Jika ada yang bisa mengabulkan permintaannya, Maza ingin sekali berdoa agar perempuan yang duduk di hadapannya lenyap seketika. Gadis berkacamata itu sempat pula berpikir, seandainya jendela kereta tiba-tiba terbuka dan perempuan berambut sebahu yang sejak tadi menatapnya dengan dahi berkerut tiba-tiba saja tersedot ke luar jendel lalu terbang meninggalkan Maza yang duduk di dalam gerbong kereta. Namun, tentu saja semua itu tidak terjadi. Perempuan berpakaian ketat dengan lengan terbuka itu tetap menatap Maza dengan lekat dari ujung kepala hingga ujung kaki.
Sesekali perempuan itu mengerutkan kening. Sesekali dia memiringkan kepalanya seolah pandangannya belum terlalu cermat jika hanya memandang lurus ke depan. Di seberang bangku, Maza salah tingkah dan mencoba memalingkan wajah ke arah jendela. Pada deretan padi-padi yang menguning yang terlihat seperti berlarian mengejar matahari pagi.
Bangku kereta yang diatur berhadap-hadapan sering kali membuka peluang para penumpang untuk saling memperhatikan bahkan berbincang. Sebagian orang menyukainya karena merasa menemukan teman sementara dalam perjalanan, tetapi pada sebagian lainnya seringkali membuat tidak nyaman dan mengganggu kenikmatan perjalanan.
Kereta kelas ekonomi yang baru berangkat 20 menit itu tampak masih lengang. Beberapa bangku terlihat masih kosong. Pada bangku yang sudah terisi, para penumpang terlihat merapatkan jaket. Udara pagi masih dingin, ditambah air conditioner dalam gerbong yang menyala pada suhu 18 derajat celcius. Cahaya matahari dari luar samar-samar menembus kaca jendela kereta yang sedikit kusam tetapi tetap tidak mampu memberi kehangatan pada para penumpang yang terlihat masih ingin melanjutkan tidurnya.

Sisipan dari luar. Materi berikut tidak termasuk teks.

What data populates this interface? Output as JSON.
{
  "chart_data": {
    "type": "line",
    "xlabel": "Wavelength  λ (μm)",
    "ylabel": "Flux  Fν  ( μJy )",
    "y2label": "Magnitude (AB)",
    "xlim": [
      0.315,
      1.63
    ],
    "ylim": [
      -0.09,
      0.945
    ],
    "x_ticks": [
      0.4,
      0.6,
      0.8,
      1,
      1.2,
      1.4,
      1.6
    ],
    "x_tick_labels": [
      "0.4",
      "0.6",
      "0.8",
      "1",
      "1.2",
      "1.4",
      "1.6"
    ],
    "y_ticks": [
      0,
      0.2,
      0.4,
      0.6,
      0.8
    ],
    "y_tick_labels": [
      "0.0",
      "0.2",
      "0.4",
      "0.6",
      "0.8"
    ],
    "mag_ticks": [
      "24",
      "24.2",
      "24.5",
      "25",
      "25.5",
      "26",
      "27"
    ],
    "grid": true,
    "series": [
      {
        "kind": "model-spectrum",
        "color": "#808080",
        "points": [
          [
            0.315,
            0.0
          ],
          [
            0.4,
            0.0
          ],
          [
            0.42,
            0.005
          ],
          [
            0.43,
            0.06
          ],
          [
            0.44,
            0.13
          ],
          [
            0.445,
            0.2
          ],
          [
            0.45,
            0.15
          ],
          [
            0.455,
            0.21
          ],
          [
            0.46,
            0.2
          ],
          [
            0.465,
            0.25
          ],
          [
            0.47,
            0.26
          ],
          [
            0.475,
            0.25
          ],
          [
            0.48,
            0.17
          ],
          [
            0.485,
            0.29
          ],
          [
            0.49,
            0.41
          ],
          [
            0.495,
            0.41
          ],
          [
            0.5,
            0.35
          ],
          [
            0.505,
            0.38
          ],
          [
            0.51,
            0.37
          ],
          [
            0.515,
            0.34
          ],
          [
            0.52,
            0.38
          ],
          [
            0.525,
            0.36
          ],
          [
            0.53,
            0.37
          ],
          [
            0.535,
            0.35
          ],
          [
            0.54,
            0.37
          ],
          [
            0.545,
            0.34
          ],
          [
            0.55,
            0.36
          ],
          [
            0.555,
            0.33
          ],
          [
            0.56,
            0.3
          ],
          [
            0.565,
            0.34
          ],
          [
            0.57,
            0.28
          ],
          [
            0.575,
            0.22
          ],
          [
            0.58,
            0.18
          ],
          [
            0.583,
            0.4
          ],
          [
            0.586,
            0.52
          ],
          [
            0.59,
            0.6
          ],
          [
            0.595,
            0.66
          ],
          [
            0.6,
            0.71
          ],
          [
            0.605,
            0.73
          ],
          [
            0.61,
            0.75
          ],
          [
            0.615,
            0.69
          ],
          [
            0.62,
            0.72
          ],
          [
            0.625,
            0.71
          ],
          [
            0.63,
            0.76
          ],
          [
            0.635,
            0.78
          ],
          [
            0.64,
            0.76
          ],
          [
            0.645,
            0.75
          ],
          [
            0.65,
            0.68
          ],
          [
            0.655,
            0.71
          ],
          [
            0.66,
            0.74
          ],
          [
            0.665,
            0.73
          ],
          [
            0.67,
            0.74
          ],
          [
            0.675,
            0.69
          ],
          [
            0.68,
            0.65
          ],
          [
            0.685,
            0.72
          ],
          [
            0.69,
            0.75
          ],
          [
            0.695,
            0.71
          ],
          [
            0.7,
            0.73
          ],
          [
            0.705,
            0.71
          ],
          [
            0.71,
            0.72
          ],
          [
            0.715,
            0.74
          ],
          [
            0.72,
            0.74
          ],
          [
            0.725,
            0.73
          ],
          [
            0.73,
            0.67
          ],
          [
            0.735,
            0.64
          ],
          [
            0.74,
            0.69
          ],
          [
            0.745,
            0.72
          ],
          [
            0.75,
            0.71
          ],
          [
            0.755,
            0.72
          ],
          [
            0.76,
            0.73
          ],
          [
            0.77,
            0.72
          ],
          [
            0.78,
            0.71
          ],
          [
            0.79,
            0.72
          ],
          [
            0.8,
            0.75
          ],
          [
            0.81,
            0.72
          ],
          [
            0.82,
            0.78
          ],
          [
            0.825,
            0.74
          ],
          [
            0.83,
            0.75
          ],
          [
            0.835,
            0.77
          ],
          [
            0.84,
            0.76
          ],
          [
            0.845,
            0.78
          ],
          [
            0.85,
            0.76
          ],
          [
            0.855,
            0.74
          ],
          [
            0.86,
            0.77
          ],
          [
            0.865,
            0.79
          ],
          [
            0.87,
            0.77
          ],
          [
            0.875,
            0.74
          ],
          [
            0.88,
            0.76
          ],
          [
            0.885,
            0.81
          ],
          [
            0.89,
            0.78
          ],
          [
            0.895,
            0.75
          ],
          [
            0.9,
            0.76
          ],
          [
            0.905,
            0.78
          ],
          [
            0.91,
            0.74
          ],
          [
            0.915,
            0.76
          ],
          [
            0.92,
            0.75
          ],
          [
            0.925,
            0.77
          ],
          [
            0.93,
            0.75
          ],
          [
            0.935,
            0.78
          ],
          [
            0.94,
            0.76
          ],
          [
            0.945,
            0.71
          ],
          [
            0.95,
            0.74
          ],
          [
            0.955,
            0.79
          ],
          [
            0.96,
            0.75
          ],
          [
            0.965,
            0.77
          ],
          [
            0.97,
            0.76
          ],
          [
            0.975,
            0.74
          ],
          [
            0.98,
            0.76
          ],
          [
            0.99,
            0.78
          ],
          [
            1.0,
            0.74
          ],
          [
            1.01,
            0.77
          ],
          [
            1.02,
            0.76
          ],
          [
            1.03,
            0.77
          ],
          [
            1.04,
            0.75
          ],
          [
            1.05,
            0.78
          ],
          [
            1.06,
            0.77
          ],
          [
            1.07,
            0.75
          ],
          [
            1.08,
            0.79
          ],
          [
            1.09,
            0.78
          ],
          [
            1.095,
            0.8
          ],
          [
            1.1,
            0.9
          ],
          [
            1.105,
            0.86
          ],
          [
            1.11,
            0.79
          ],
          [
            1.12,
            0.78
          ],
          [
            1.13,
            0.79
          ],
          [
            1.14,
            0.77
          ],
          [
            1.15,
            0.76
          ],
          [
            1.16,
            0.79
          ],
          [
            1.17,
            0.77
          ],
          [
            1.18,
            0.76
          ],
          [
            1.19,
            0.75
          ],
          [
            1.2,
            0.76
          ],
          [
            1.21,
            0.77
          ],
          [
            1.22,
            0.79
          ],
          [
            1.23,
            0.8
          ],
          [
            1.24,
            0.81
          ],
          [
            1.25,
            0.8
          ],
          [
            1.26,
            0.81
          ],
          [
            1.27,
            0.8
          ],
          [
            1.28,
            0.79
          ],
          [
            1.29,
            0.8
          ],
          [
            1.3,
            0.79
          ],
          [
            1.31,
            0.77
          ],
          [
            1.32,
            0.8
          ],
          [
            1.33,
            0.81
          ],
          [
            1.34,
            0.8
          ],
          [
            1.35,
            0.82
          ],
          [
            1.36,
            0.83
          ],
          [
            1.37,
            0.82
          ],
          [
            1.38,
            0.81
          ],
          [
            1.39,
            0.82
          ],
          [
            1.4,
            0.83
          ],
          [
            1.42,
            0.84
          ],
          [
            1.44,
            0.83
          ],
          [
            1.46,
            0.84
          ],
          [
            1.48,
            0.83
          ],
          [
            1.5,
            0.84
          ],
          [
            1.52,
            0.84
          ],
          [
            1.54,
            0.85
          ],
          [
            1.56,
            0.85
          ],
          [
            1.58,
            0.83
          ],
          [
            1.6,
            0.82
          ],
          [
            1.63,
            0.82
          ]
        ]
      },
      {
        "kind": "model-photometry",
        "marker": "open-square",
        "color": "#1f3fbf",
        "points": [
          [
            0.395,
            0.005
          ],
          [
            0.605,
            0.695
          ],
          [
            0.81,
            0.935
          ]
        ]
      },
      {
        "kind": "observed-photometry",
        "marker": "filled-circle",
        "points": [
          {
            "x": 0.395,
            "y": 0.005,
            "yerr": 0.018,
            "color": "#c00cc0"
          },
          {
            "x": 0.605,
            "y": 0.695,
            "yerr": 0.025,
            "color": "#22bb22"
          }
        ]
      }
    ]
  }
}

Mendapat tatapan yang lekat, Maza mulai terlihat kikuk. Kedua tangan kanannya memeluk tas ransel berwarna hijau army yang sejak tadi dipeluknya. Sebenarnya Maza tidak merasa aneh mendapati seseorang menatap dirinya dengan seksama. Para kerabat, teman-teman mamanya, tetangga, hingga teman-temannya kerap melakukan hal yang sama. Apalagi jika Maza sedang berjalan bersama Naima, mamanya.

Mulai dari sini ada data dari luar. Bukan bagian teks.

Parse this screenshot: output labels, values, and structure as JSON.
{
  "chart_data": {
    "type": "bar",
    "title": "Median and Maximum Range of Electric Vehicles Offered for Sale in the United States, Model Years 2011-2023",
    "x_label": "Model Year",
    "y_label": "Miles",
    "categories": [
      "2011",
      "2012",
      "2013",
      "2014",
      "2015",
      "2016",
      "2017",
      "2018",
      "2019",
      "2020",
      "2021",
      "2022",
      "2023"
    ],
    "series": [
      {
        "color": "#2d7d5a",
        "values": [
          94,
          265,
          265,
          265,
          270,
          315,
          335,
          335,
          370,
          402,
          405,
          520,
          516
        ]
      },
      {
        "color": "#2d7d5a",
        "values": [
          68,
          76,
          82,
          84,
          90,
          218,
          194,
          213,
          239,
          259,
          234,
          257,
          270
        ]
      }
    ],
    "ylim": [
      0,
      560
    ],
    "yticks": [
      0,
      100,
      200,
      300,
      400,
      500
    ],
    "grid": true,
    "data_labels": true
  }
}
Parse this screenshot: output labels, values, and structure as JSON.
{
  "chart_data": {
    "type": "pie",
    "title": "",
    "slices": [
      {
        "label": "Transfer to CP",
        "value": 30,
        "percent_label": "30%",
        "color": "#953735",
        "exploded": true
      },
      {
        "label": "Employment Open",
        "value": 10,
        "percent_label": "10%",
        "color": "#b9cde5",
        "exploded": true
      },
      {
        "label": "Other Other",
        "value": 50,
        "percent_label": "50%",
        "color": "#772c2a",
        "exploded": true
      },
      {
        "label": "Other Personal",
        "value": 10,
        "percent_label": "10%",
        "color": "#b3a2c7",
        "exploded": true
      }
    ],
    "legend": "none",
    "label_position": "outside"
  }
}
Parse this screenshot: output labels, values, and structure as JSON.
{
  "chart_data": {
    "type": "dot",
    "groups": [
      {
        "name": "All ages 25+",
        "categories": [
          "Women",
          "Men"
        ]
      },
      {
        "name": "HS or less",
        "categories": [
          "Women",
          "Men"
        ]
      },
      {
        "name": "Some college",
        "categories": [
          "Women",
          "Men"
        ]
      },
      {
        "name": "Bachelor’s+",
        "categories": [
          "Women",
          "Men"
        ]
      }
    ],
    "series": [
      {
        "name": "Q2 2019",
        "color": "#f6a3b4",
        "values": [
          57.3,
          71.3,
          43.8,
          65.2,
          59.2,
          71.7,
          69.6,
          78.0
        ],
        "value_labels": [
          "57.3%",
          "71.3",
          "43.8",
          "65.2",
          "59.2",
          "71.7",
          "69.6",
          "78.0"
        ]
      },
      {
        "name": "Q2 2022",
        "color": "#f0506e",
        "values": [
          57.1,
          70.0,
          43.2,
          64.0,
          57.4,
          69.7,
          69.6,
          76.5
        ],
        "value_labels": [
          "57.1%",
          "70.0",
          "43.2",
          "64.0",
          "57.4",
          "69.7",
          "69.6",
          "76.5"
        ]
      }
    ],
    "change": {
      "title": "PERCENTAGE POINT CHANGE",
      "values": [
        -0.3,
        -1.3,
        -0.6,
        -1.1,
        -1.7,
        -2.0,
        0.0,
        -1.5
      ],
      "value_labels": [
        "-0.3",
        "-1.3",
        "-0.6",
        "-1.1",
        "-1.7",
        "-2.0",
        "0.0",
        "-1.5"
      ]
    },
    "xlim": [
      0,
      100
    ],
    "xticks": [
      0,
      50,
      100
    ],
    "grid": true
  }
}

Tidak sedikit orang yang terang-terangan mengatakan bahwa mereka tidak percaya bahwa Maza anak kandung Naima. Meski ucapan itu diutarakan dengan gaya bercanda dan hanya bermaksud menggoda, bagi Maza tetap terasa menyakitkan. Wajah Maza memang terlihat berbeda dengan mamanya. Jerawat memerah yang tersebar merata di seluruh dahi dan kedua pipi, serta kacamata bulat yang terlihat kuno, kerap membuat Maza dipandang dengan dahi berkerut.

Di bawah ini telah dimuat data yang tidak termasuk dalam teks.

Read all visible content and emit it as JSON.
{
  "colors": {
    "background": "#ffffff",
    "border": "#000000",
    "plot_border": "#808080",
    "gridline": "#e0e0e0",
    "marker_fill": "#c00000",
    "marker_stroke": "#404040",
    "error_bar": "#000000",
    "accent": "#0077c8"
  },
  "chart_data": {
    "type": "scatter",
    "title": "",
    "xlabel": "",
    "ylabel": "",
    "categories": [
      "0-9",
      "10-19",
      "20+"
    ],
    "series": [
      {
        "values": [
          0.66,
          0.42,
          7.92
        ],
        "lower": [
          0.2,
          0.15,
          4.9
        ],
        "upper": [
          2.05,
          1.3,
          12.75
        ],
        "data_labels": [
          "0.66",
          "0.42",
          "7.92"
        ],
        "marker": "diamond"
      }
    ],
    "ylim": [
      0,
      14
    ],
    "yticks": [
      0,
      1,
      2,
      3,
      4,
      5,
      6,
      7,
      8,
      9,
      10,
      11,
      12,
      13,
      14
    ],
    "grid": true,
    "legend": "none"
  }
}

Gadis berusia 16 tahun itu sering merasa bingung. Mengapa wajahnya menjadi tempat yang menyenangkan bagi jerawat-jerawat kecil dan kemerahan untuk tumbuh dan berbiak layaknya jamur di musim penghujan. Dia sudah berusaha menuruti aturan yang dibuat mamanya di rumah: makan mie instan maksimal satu minggu sekali, tidak terlalu sering mengkonsumsi gorengan dan memperbanyak makanan yang direbus, mengurangi minuman dan makanan yang manis, banyak minum air putih, tidur tidak lebih dari jam sepuluh malam, melakukan perawatan wajah, dan masih banyak aturan lain. Susah payah dia mematuhi semuanya, bintik merah yang membuat wajahnya terlihat seperti kepiting rebus itu tak juga enyah dari wajahnya.
Meski sudah terbiasa dipandang dengan tatapan lekat, Maza tetap merasa tak nyaman dan malu ketika seorang perempuan asing yang duduk berhadapan dengannya di dalam gerbong kereta menatapnya nyaris tanpa berkedip. Dia memasang earphone meski tidak ada musik yang didengarkan, berpura-pura memejamkan mata seolah-olah hendak tidur dan mengabaikan pandangan yang baginya terasa mengintimidasi itu.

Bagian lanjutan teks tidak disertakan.